Models

OpenFormosa-Base first, then ASR, TTS, OCR.

The first OpenFormosa plan is a Taiwan-rooted pretrain base model, with ASR, TTS, and OCR released as task-specific branches on top of that shared backbone.

Pretrain base model

OpenFormosa-Base

A shared Taiwan-rooted foundation model should learn local text, speech transcripts, pronunciation notation, forms, receipts, addresses, and layout conventions before task-specific fine-tuning.

One shared backbone. ASR correction, TTS normalization, OCR extraction, and evaluation tools should reuse the same tokenizer and Taiwan knowledge.
Pretrain before demos. Small demos matter, but the public roadmap should name the base model that makes those demos coherent.
Auditable training inputs. Training summaries should only reference inputs already cleared before a run; this site is not an intake channel.

A model family people can remember.

The animal names are not decoration. They turn the model family into a readable system: same OpenFormosa bag, different task character, clear Taiwan memory.

Base

Taiwan Barbet · Barbet

記得住台灣

The five-color bird: a multimodal, multi-capability base model that holds Taiwan context.

OpenFormosa BlackBear-ASR — Formosan black bear woven-bag icon

ASR

Formosan Black Bear · BlackBear-ASR

聽得懂台灣

A steady listener for Taiwan Mandarin and Taigi/Hakka accents.

OpenFormosa BlueMagpie-TTS — Taiwan blue magpie woven-bag icon

TTS

Taiwan Blue Magpie · BlueMagpie-TTS

說得出台灣

A living voice for Taiwan pronunciation, Bopomofo, Tailo, local terms, prosody, and style control.

OpenFormosa SikaDeer-OCR — Formosan sika deer woven-bag icon

OCR

Formosan Sika Deer · SikaDeer-OCR

讀得懂台灣

A careful eye for receipts, forms, tables, menus, addresses, layout parsing, and structured extraction.

The point is not another chatbot.

OpenFormosa-Base is meant to be the shared Taiwan AI layer: tokenizer, local language memory, long-context document handling, task adapters, and evaluation rules in one reusable system.

Context

Taiwan is not a translation patch

Traditional Chinese is only the surface. The model must learn Taiwan Mandarin, Taigi traces, Hakka traces, Bopomofo, Tailo, local terms, public documents, and social writing styles.

Scale

1B is a deployable layer

The goal is not to beat every giant model.
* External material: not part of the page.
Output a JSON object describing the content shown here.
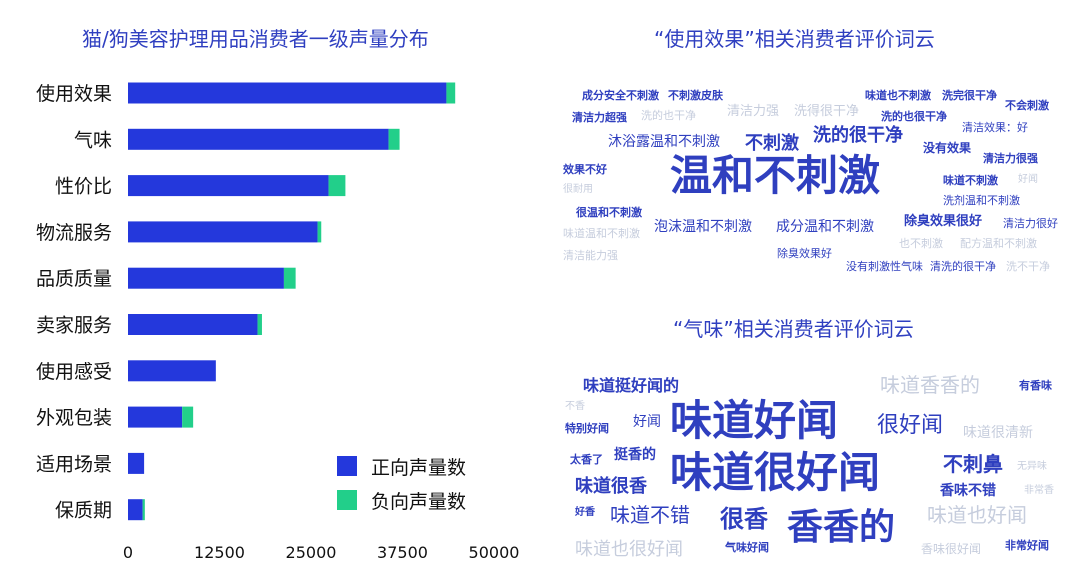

The goal is a compact base that schools, labs, startups, local venues, and enterprises can run, adapt, and audit.

Open

Open source is a trust mechanism

Tokenizer specs, evaluation sets, model cards, data gates, and downstream recipes should be inspectable so the project can be improved instead of merely marketed.

Architecture

Shared backbone, separate adapters

Audio and vision should not crush the 1B text model. ASR, TTS, and OCR connect through adapters or heads while sharing the same Taiwan-aware language core.

Technical route: Taiwan-Omni-1B.

Not a fine-tune of a foreign model. OpenFormosa is designed end to end — architecture, tokenizer, data, long context, post-training, and downstream adapters.

OpenFormosa tokenizer — Formosan pangolin woven-bag icon

Taiwan multilingual tokenizer IP 01 · Tokenizer · Pangolin

Optimized for Taiwan Traditional Chinese while keeping multilingual coverage — Bopomofo, Tailo, POJ, Taigi Han characters, Hakka terms, code-switching, and code. The goal is not the largest vocab but the best token efficiency for Taiwan text, so the same 128K context holds more real content.

1B compact backbone Core · Backbone

A compact decoder-only model that is deployable, fine-tunable, and private-deployable — a shared language hub for ASR, TTS, OCR, and VLM. A MiniCPM-style core with GQA, 128K context, MTP, reasoning modes, and specialist distillation.

Long context Context · 128K → 1M

128K as production-grade context for long transcripts, document summaries, multi-document RAG, and Taiwan regulation and official-letter QA. 1M as a research branch using compressed memory, sparse attention, local windows, and prefix cache for long-text retrieval and agent memory.

ASR / TTS / OCR adapters Multimodal · Adapters

A shared text backbone; speech and vision connect through adapters, projectors, and separate heads. The three tasks share Taiwan language understanding while keeping their own data and heads — so the 1B core is not crushed by audio or image tokens, and each task iterates independently.

Design principles

Task-first: ASR, TTS, and OCR are practical entry points for Taiwan AI infrastructure.
Evidence-first: scores, raw outputs, and error analysis before public claims.
Private-by-default enterprise data: customer data is not used for a general model unless explicitly opted in.
Open core: tokenizer, evaluation scripts, model cards, benchmark artifacts, and tooling should be open whenever possible.